Bébés OGM : le chercheur emprisonné en Chine
Celui qui avait provoqué une onde de choc dans le monde scientifique l’année dernière, en piétinant tous les principes éthiques qui font consensus, est désormais officiellement derrière les barreaux. He Jiankui, chercheur à la Southern University of Technology de Shenzhen, dans le sud de la Chine, a été condamné lundi à trois ans de prison ainsi qu’à une amende de 3 millions de yuans (384000 euros) pour «avoir illégalement procédé à la manipulation génétique d’embryons à des fins de reproduction», selon l’agence de presse chinoise officielle.
Gestion floue. L’homme, qui avait annoncé en novembre 2018 être parvenu à faire naître Lulu et Nana, des jumelles, sans le gène porteur du VIH que leur père aurait dû leur transmettre, était déjà en résidence surveillée depuis janvier. Deux de ses collègues, dont le rôle dans l’expérience n’a pas été précisé, ont écopé de peines plus légères. Jean-François Delfraissy, président du Conseil consultatif national d’éthique (CCNE), estime que la condamnation est un pas dans la bonne direction. «Même si la peine du Dr He paraît assez faible, elle envoie un message clair : les demandes de la communauté internationale ont été entendues, et nous pouvons espérer que le gouvernement chinois ne laissera plus de situation similaire se répéter.» Selon le journal MIT Technology Review, l’expérience n’a amélioré ni la santé des bébés ni celle des parents, et il n’est pas sûr que le but recherché (la résistance au VIH) ait été atteint.
La gestion légale de l’affaire reste très floue, d’autant plus que le procès du scientifique, qui n’avait pas été annoncé, s’est tenu à huis clos. L’agence de presse officielle du gouvernement justifie cette opacité par le fait que l’affaire relèverait de «la vie privée». Après le scandale de la révélation, le gouvernement chinois avait annoncé avoir fait suspendre les recherches menées par He Jiankui et lancé une enquête policière. Quelques mois plus tard, le New York Times révélait qu’il était assigné à résidence sur le campus de son université, où il n’avait pas le droit de communiquer avec l’extérieur.

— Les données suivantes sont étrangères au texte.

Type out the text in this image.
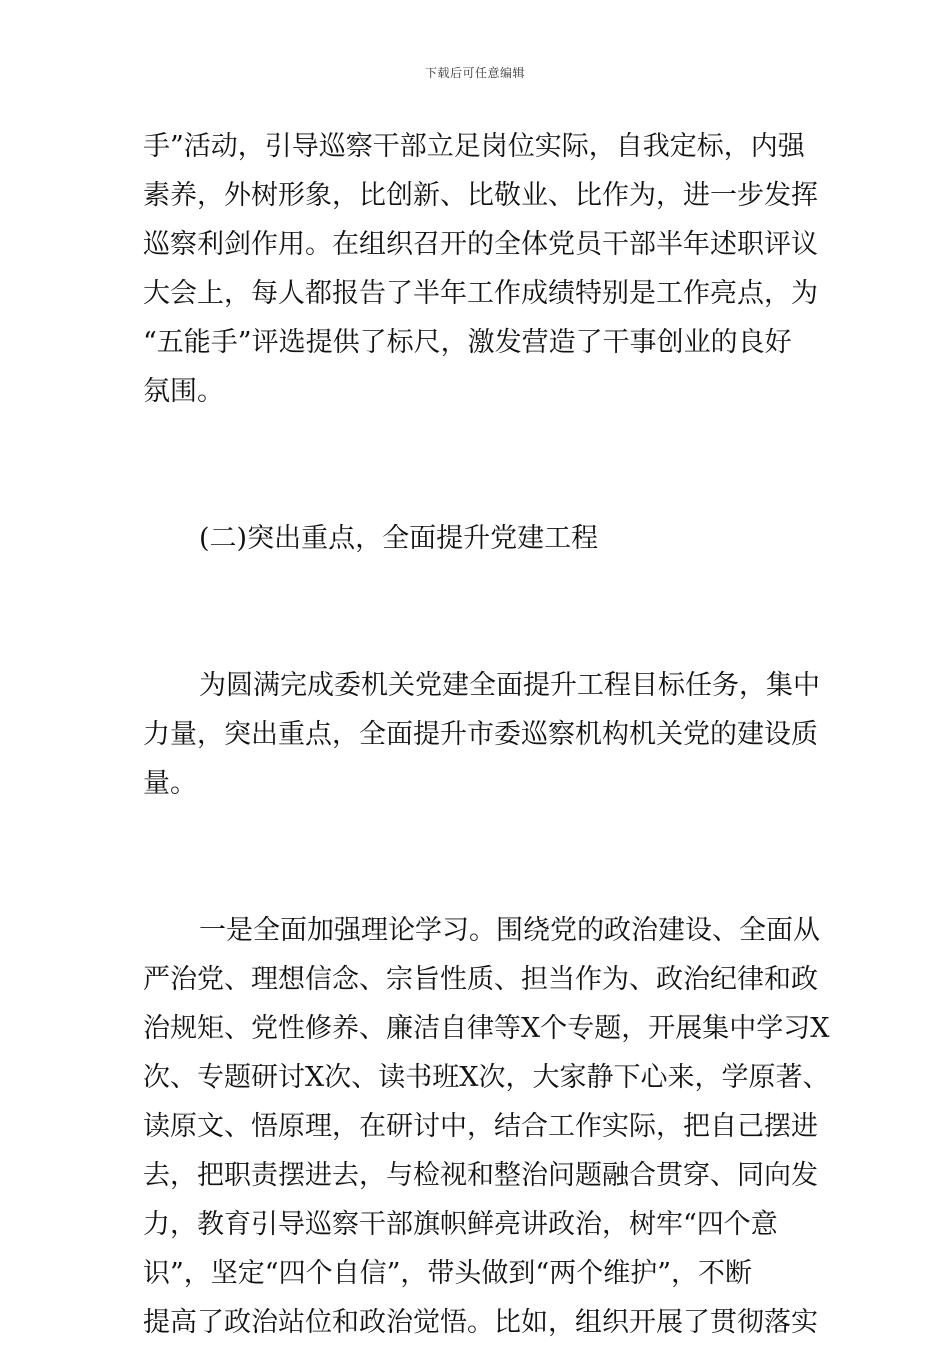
下载后可任意编辑
手”活动，引导巡察干部立足岗位实际，自我定标，内强
素养，外树形象，比创新、比敬业、比作为，进一步发挥
巡察利剑作用。在组织召开的全体党员干部半年述职评议
大会上，每人都报告了半年工作成绩特别是工作亮点，为
“五能手”评选提供了标尺，激发营造了干事创业的良好
氛围。
(二)突出重点，全面提升党建工程
为圆满完成委机关党建全面提升工程目标任务，集中
力量，突出重点，全面提升市委巡察机构机关党的建设质
量。
一是全面加强理论学习。围绕党的政治建设、全面从
严治党、理想信念、宗旨性质、担当作为、政治纪律和政
治规矩、党性修养、廉洁自律等X个专题，开展集中学习X
次、专题研讨X次、读书班X次，大家静下心来，学原著、
读原文、悟原理，在研讨中，结合工作实际，把自己摆进
去，把职责摆进去，与检视和整治问题融合贯穿、同向发
力，教育引导巡察干部旗帜鲜亮讲政治，树牢“四个意
识”，坚定“四个自信”，带头做到“两个维护”，不断
提高了政治站位和政治觉悟。比如，组织开展了贯彻落实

Amende. He Jiankui assurait avoir opéré en toute transparence dans son université depuis au moins deux ans. La Chine avait interdit la manipulation d’embryons humains en 2003 conformément à des conventions internationales, mais n’avait pas prévu de sanction légale pour les contrevenants.
Dès décembre 2018, le ministère chinois de la Santé a exigé que toutes les universités et les centres de recherche rapportent les expériences illégales aux autorités. Depuis février, les manipulations génétiques sont désormais punies d’une amende de 100 000 yuans (environ 12 000 euros). Pour JeanFrançois Delfraissy, il est temps que le pays se dote d’un comité en charge de l’éthique : «La Chine est un grand pays de l’innovation scientifique, et ce genre de problématique se reposera dans le futur.»